6. Ю. А. < Ю. И. Айхенвальд> [cdxxxii] Современное искусство. «Мещане» Максима Горького (Художественный театр) «Русская мысль», М., 1902, кн. XI

25 октября открыл свои оригинальные двери Художественный театр. Новоселье симпатичной труппы привлекло многочисленных гостей, и все ожидали спектакля в каком-то возбужденном и праздничном настроении. Изящное и стильное здание театра, дорогая простота его обстановки и убранства, портреты артистов и писателей в уютном фойе и эта загадочная чайка[cdxxxiii], которая символически распростерла свои крылья над островком нового искусства, — все обещало чистые и светлые впечатления красоты. Зато любовное и бескорыстное служение художественной драме, которое всегда отличало деятелей молодой сцены, за их чуткость и внимание к современному творчеству, за искреннее стремление к правде сценических образов — московская публика пришла им низко поклониться. И тем грустнее было разочарование, когда раздвинулась занавесь, и с первых же слов неестественной декламации Татьяны по зале пронеслось какое-то недоумение…

Правда, кто знал «Мещан» раньше (а кто их не знал? ), тот не имел оснований надеяться, что даже талантливая игра вдохнет жизнь в творение безжизненное. «Сцены в доме Бессеменова», как характерно и умно они ни написаны, для театрального воплощения не годятся. Много занималась ими наша критика, и все поняли их серьезное общественное значение. Но требования сцены не совпадают с требованиями общественности. В драме прежде всего должно быть действие, и каждый диалог ее, каждое явление не должны выходить из цикла развивающейся интриги[20]. В пьесе Горького меньше всего именно живого действия и живых людей. Это скорее ряд афоризмов и сентенций, иногда остроумных и метких, иногда сомнительной глубины и несомненной притязательности.

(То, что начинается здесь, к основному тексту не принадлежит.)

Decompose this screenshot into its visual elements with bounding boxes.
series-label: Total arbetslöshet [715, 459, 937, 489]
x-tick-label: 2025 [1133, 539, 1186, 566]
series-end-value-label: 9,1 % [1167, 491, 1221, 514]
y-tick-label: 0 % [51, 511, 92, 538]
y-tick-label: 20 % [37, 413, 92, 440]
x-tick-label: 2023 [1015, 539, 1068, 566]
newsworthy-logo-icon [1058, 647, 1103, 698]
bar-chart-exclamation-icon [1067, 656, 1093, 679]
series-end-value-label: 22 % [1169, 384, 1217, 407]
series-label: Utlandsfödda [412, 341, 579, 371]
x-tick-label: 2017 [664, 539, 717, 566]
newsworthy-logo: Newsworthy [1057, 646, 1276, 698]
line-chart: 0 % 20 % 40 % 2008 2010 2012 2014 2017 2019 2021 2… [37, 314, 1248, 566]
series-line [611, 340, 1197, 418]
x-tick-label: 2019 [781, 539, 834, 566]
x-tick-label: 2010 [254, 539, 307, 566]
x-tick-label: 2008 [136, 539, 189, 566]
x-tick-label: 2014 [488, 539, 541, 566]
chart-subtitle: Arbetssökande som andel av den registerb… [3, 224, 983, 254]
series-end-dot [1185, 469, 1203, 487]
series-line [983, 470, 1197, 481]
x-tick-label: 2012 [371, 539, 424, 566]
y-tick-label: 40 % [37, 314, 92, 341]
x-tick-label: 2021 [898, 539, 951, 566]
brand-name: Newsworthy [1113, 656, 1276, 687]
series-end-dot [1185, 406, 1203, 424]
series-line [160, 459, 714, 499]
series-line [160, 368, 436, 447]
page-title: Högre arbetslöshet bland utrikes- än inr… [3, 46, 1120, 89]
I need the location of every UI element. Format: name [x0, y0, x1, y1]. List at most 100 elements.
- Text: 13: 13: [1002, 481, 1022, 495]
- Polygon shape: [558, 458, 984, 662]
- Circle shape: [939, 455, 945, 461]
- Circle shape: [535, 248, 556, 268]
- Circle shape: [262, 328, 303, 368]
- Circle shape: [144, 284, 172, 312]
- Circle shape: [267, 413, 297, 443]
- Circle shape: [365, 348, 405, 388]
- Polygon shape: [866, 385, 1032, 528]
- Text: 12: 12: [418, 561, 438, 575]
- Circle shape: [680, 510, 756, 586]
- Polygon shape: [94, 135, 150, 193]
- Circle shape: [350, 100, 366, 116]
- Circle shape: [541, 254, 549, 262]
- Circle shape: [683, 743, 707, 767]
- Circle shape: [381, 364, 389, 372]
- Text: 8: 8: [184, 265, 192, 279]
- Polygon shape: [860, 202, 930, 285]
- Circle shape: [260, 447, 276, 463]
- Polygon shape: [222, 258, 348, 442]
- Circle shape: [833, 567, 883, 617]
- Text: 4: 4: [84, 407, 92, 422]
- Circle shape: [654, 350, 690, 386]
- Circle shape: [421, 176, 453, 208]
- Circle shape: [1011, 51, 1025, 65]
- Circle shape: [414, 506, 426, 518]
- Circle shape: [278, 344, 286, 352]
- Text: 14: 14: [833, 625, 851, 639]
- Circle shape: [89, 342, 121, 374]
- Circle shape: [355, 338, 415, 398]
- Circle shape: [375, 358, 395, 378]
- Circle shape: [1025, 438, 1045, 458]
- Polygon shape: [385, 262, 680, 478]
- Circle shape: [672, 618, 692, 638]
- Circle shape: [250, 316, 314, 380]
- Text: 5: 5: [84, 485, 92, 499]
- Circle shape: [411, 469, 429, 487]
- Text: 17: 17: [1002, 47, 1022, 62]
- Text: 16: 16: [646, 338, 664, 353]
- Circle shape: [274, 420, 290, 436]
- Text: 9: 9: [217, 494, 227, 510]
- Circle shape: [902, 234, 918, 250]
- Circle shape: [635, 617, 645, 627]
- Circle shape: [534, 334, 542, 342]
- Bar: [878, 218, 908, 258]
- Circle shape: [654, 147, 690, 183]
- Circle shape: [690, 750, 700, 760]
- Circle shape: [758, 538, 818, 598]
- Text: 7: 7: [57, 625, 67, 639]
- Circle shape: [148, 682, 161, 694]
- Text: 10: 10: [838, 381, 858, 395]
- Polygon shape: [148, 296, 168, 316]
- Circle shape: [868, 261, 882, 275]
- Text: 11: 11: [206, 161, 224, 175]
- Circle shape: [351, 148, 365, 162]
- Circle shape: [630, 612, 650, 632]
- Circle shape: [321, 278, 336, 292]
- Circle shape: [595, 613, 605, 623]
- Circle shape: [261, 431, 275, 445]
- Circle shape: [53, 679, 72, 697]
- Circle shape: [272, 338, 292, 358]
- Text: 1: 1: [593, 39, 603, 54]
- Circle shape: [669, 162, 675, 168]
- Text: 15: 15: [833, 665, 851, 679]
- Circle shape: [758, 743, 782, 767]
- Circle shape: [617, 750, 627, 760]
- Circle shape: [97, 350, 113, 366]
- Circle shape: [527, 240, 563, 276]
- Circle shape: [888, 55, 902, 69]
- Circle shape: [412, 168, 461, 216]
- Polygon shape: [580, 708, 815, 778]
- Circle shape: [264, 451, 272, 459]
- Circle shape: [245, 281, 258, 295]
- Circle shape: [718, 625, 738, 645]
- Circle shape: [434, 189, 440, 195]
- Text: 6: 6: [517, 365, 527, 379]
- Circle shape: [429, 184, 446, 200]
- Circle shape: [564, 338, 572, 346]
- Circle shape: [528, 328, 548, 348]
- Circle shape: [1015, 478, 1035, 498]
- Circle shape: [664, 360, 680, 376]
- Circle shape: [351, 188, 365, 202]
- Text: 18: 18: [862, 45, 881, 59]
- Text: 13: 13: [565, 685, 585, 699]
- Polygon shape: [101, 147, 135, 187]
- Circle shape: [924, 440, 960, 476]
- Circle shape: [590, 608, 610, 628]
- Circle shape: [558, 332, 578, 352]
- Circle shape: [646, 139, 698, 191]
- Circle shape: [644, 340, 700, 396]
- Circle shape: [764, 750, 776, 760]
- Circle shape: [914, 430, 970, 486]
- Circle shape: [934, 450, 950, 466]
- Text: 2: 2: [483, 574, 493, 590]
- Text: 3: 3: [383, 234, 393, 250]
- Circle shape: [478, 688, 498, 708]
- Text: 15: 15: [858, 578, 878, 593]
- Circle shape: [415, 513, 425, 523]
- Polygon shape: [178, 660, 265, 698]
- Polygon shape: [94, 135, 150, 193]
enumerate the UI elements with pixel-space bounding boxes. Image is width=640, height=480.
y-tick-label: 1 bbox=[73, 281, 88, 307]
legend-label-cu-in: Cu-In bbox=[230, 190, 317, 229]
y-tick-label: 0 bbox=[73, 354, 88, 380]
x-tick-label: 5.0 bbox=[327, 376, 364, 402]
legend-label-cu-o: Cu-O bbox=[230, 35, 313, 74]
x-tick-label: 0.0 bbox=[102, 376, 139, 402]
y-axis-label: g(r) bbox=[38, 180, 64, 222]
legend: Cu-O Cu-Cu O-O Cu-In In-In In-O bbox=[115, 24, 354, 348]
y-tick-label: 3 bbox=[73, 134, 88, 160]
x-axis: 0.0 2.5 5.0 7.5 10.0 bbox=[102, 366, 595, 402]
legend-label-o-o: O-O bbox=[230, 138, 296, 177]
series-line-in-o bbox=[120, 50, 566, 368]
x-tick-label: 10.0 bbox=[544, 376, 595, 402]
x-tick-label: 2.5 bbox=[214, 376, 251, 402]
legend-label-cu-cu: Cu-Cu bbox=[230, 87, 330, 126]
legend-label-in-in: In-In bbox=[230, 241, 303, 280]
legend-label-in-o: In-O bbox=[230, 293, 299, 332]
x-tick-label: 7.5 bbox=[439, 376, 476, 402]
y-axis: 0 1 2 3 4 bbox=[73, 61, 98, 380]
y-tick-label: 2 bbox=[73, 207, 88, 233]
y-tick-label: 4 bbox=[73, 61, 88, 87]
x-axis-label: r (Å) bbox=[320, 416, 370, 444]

< …> [cdxxxiv] Но артисты Художественного театра, послушные автору, конечно, не могли не понять Бессеменова как мещанина; этого мало: они всех героев пьесы, кроме Тетерева, поняли как мещан и одною краской написали всех. Еще больше, чем автор, покрыли они флером мещанства и пошлости всю пьесу. Все жанровые детали ее они подчеркнули и с упоением бутафорского реализма отделали всю ее {291} внешность. Намеки автора труппа распространила в целые картины и с ненужной изобретательностью облекла жилище Бессеменова целой паутиной ничтожных мелочей. Эта паутина заслоняла перед зрителями внутренний мир героев и оставляла публике тягостный досуг, которым она и пользовалась для того, чтобы отдавать свое рассеянное внимание назойливым особенностям внешней постановки.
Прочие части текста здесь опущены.